I could NOT reproduce 836 vs. 689 ms but I could reproduce 79% vs. 92% for splitting things by tasktype. For splitting things by prime… I could not reproduce because of the issues mentioned in part three of this reflection.
How difficult was it to reproduce your results?
It was quite difficult, and I hit the three hour mark. I couldn’t figure out if I was doing something wrong in the first reproduction question in descriptive statistics, but after trying a bunch of times I can only conclude that the research itself is wrong. Also, see my answer to part three of this reflection—I have no idea what the dataset was doing by labeling primes as 2,4,8 after MOT, which made it hard to reproduce.
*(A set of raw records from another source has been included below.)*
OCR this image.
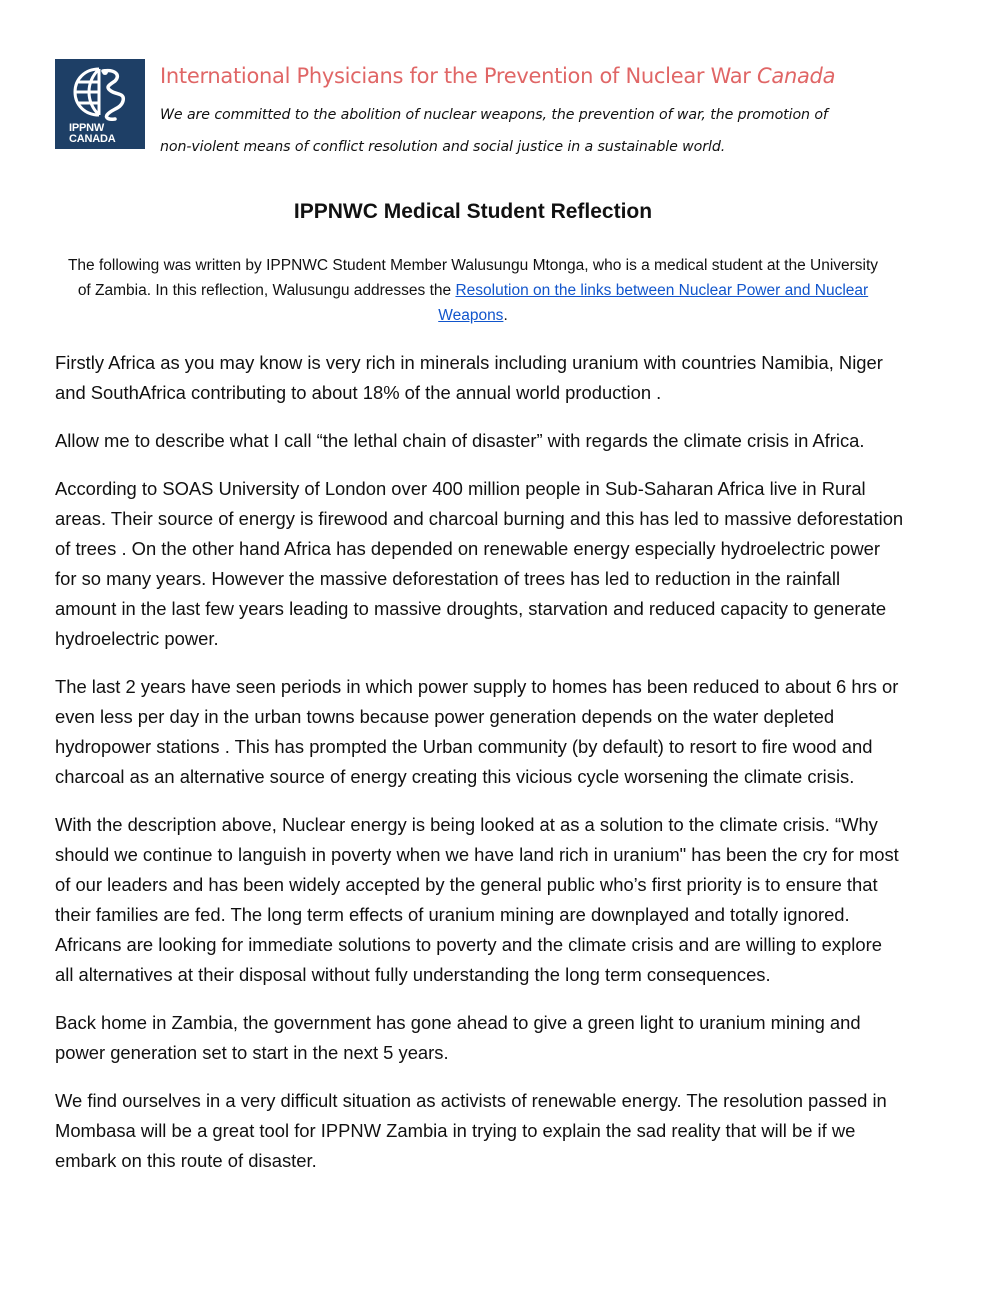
IPPNW
CANADA
International Physicians for the Prevention of Nuclear War Canada
We are committed to the abolition of nuclear weapons, the prevention of war, the promotion of
non-violent means of conflict resolution and social justice in a sustainable world.
IPPNWC Medical Student Reflection
The following was written by IPPNWC Student Member Walusungu Mtonga, who is a medical student at the University of Zambia. In this reflection, Walusungu addresses the Resolution on the links between Nuclear Power and Nuclear Weapons.

Firstly Africa as you may know is very rich in minerals including uranium with countries Namibia, Niger and SouthAfrica contributing to about 18% of the annual world production .

Allow me to describe what I call “the lethal chain of disaster” with regards the climate crisis in Africa.

According to SOAS University of London over 400 million people in Sub-Saharan Africa live in Rural areas. Their source of energy is firewood and charcoal burning and this has led to massive deforestation of trees . On the other hand Africa has depended on renewable energy especially hydroelectric power for so many years. However the massive deforestation of trees has led to reduction in the rainfall amount in the last few years leading to massive droughts, starvation and reduced capacity to generate hydroelectric power.

The last 2 years have seen periods in which power supply to homes has been reduced to about 6 hrs or even less per day in the urban towns because power generation depends on the water depleted hydropower stations . This has prompted the Urban community (by default) to resort to fire wood and charcoal as an alternative source of energy creating this vicious cycle worsening the climate crisis.

With the description above, Nuclear energy is being looked at as a solution to the climate crisis. “Why should we continue to languish in poverty when we have land rich in uranium" has been the cry for most of our leaders and has been widely accepted by the general public who’s first priority is to ensure that their families are fed. The long term effects of uranium mining are downplayed and totally ignored. Africans are looking for immediate solutions to poverty and the climate crisis and are willing to explore all alternatives at their disposal without fully understanding the long term consequences.

Back home in Zambia, the government has gone ahead to give a green light to uranium mining and power generation set to start in the next 5 years.

We find ourselves in a very difficult situation as activists of renewable energy. The resolution passed in Mombasa will be a great tool for IPPNW Zambia in trying to explain the sad reality that will be if we embark on this route of disaster.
What aspects made it difficult? What aspects made it easy?
The primes seemed to switch from the later datafiles to being labeled by letter to being labeled by number, throwing the dataset off, upon visual inspection of the datasets I could not figure out whether a number letter mapping existed.